While the House was eventually shamed into action on one of the bills, the Senate stood on the sidelines. Opportunities like this represent just what the party needs, as evidenced by the messaging mess in Indiana: a low-stakes test drive of important arguments to give lawmakers the rhetorical skills necessary to succeed in debates of higher consequence.
However much politicians want to avoid this fight, it is not one they can wish away. The alternative is not the status quo, but a slippery slope leading to the end of religious liberty as we know it. For all the Left’s insistence that opportunistic conservatives have for years been picking a battle over marriage for cynical political advantage, this is simply not true. Conservatives never sought a debate over marriage; rather, it has been the self-styled progressive Left that has labored relentlessly to move the goalposts. What at least some conservatives have long recognized, however, is that these questions cannot be ignored; the slippery slopes all too often derided by critics are very real.
It is worth recalling that, back in 1997, Andrew Sullivan insisted that, “whatever your assumptions about liberal judges, the right to marry and the right to adopt are logically, politically, and legally separate issues.” Even if he sincerely believed that almost twenty years ago, he nevertheless has proved to be quite wrong. The underlying false principles on which the judicial redefinition of marriage depends—that objections to redefinition are irrational unless rooted in animus—dictate what occurred in the first state to legalize same-sex marriage: the expulsion of the Catholic Church from the adoption business in Massachusetts.
This battle is coming soon to communities all across America.

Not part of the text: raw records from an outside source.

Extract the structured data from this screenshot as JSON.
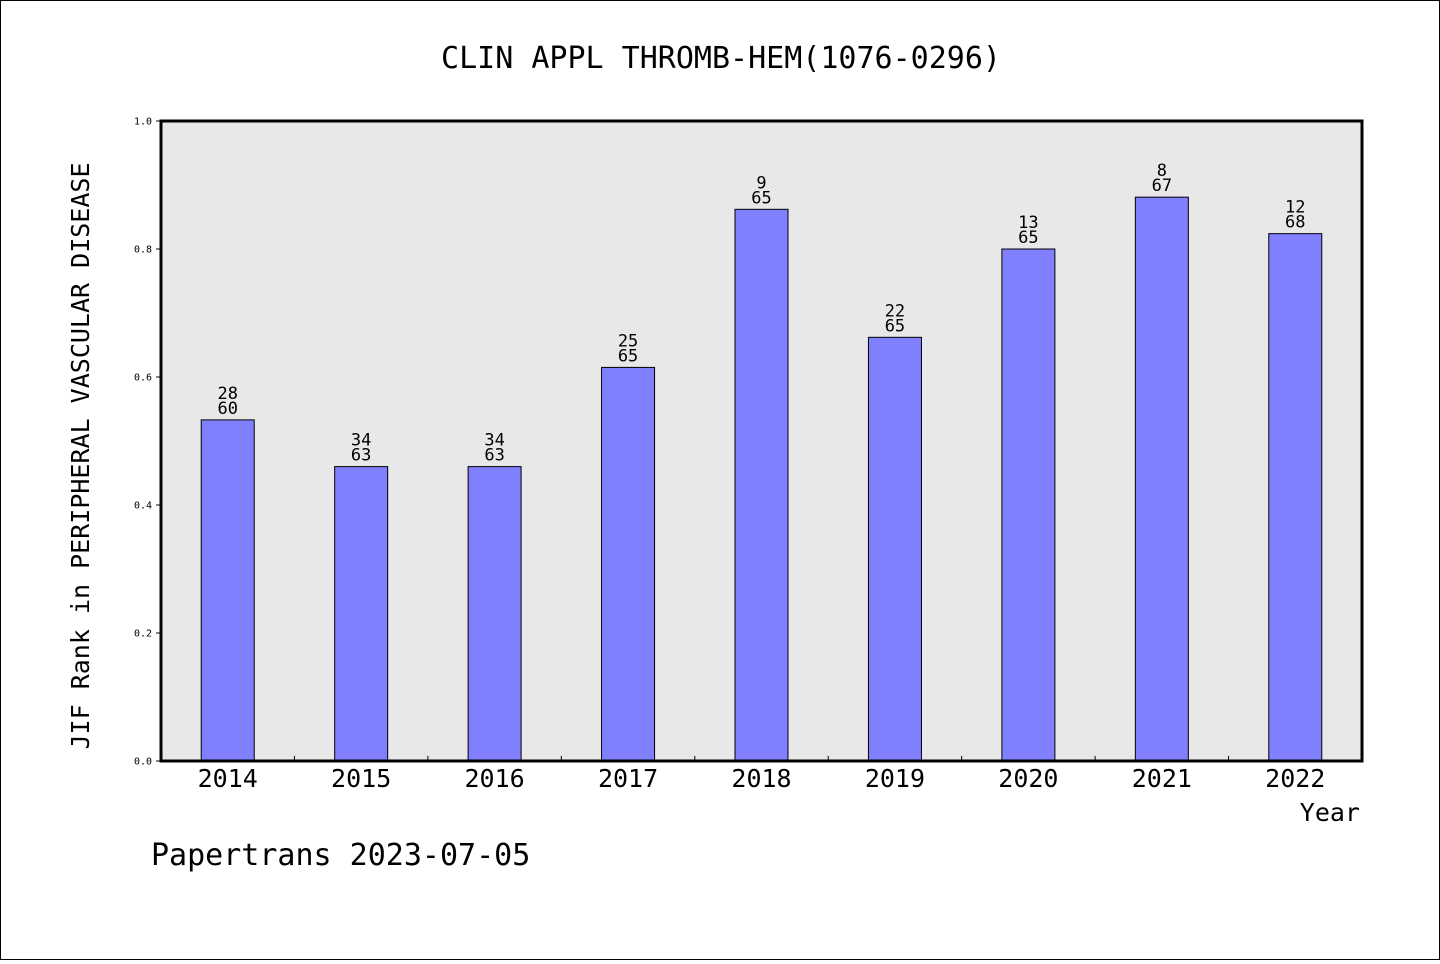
{
  "chart_data": {
    "type": "bar",
    "title": "CLIN APPL THROMB-HEM(1076-0296)",
    "xlabel": "Year",
    "ylabel": "JIF Rank in PERIPHERAL VASCULAR DISEASE",
    "ylim": [
      0.0,
      1.0
    ],
    "yticks": [
      "0.0",
      "0.2",
      "0.4",
      "0.6",
      "0.8",
      "1.0"
    ],
    "grid": false,
    "colors": {
      "bar": "#8080ff",
      "plot_bg": "#e8e8e8"
    },
    "categories": [
      "2014",
      "2015",
      "2016",
      "2017",
      "2018",
      "2019",
      "2020",
      "2021",
      "2022"
    ],
    "values": [
      0.533,
      0.46,
      0.46,
      0.615,
      0.862,
      0.662,
      0.8,
      0.881,
      0.824
    ],
    "rank": [
      "28",
      "34",
      "34",
      "25",
      "9",
      "22",
      "13",
      "8",
      "12"
    ],
    "total": [
      "60",
      "63",
      "63",
      "65",
      "65",
      "65",
      "65",
      "67",
      "68"
    ]
  },
  "footer": "Papertrans 2023-07-05"
}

Churchgoers are asking themselves if their wedding halls will be forced by the government to host same-sex weddings and receptions. School administrators are re-evaluating curricula out of concern for their tax-exempt status. Purveyors of wedding services who see their businesses as extensions of their church communities are now questioning their choice of vocation. This is not the America our founders passed down to us. Who can fail to notice the irony that to lose this struggle is to spite the spirits of those who crossed the ocean to found this society, and whose lived beliefs infused it with the virtues that have allowed America to become, on balance, both good and great?
Social conservatives knew years ago that the redefinition of marriage would be the first of several dominoes to fall. But they must not now concede total defeat because they have lost on one question before the Supreme Court. The nation remains divided on marriage, and the Left seeks to force on all the views held by some. It is still within the power of social conservatives to repair our pluralistic fabric by embracing a true diversity of opinion on this important issue and protecting those whose views have fallen out of favor in elite circles. That can happen, however, only if political leaders are willing to take on this debate. Evidently, we the people nowadays must force this task on them.
1One such bizarre attempt is Richard Beck, We Believe the Children (PublicAffairs, 2015), which argues, somehow, that the traditional family is the worst way to raise children.
2Erickson describes the process by which the left’s cultural assault will encounter even those who have no interest in the politics of same-sex marriage in You Will Be Made to Care (Regnery, 2016).